4) The Parent Whisperer
Amber, top Realtor in my area (and Birthday soulmate to the Herd Manager) spotted her curly-top reading this book, presumably to better understand her mother’s behavior patterns.
“Learn how to communicate with your parent by understanding his or her personality type. Is she an Angel, Touchy, Spirited, Text-Book Predictable or Grumpy Mom? Anticipating their reactions will teach you the importance of timing in making your requests. Waiting until proper caffeination has occurred upon waking before demanding breakfast, and give her a chance to have a glass of wine before launching into your evening exhaustion-based tirade.

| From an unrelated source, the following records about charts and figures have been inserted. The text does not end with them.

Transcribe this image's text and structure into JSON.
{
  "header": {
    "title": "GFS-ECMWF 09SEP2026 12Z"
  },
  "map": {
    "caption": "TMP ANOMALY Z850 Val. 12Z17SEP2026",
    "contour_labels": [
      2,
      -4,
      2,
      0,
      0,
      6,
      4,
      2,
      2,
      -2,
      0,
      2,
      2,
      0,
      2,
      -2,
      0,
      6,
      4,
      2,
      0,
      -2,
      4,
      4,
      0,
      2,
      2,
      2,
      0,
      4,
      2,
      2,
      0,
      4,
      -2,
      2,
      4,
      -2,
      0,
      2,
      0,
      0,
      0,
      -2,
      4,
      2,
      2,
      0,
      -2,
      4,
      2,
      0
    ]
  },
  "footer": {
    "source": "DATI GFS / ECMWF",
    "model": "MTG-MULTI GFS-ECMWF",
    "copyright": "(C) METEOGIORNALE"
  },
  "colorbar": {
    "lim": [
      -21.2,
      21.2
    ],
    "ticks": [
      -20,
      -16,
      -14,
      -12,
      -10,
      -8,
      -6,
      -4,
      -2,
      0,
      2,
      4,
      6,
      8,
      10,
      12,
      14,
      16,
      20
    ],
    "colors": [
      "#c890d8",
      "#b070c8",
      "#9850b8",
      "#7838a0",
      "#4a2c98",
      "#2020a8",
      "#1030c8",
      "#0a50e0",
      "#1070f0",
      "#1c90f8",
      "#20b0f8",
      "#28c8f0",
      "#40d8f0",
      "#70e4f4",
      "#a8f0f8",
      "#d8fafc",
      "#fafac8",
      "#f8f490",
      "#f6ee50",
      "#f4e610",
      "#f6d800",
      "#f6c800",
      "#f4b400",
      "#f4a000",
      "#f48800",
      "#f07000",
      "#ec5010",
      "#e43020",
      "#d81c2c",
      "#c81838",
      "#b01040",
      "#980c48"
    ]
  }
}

Knowing their behavior style will enable you to get what you want and lead to being put in fewer timeouts.”
5) Happiest Daddy on the Block
Meredith at The Mom of the Year came across her baby girl studying up on how to have a harmonious household relationship with her Daddy.
“After nine months of watching your Mom’s tummy quietly grow, your Dad is shell-shocked after your noisy arrival! By learning to use the comforts available to you, your personal happiness (and silence) will also be soothing the frustrated, exhausted man that’s had his life turned upside down. Take the time to luxuriate in your comfy crib, listen to your white noise machine and suck on a pacifier. When you are quieted and content, he can enjoy the coziness of his recliner, take in the soothing sounds of football on ESPN and guzzle a beer. Remember, Sleep shows LOVE to those around you!”
6) The Strong-Willed Mommy
Look what MY wild child was reading….
” Having a Strong Willed Mom has tons of advantages… you will learn, first-hand, how to take the world by storm and make it your oyster! But letting her know that your wishes are important, too, is key. Negotiating skills are discussed, such as listening at the reading time she selects, but bringing the book YOU want to read to her lap. Showing her your desires may initially lead to her fighting against your wishes, but don’t let that stop you. Eventually she will embrace your independence and come to appreciate it.. especially if another baby joins your family.”
(And yes, that’s my kid in the bottom picture, but we are NOT expecting another baby.)
What I’ve come to understand is that no matter how much I read about raising children, the only way to learn how to do handle things is by actually doing it myself. Children are ALL so different, even when raised in the same household, and no two tactics or books would’ve worked for all of mine…. I have to think it would be the same way if babies could get outside counsel on dealing with their parents, because none of us are alike. And God help my poor children… they could read a thousand books and still never gain any insight into my muddled mind… unless the book told them to point me to the Scotch and a Bible in times of trouble… I’d welcome that tactic anytime.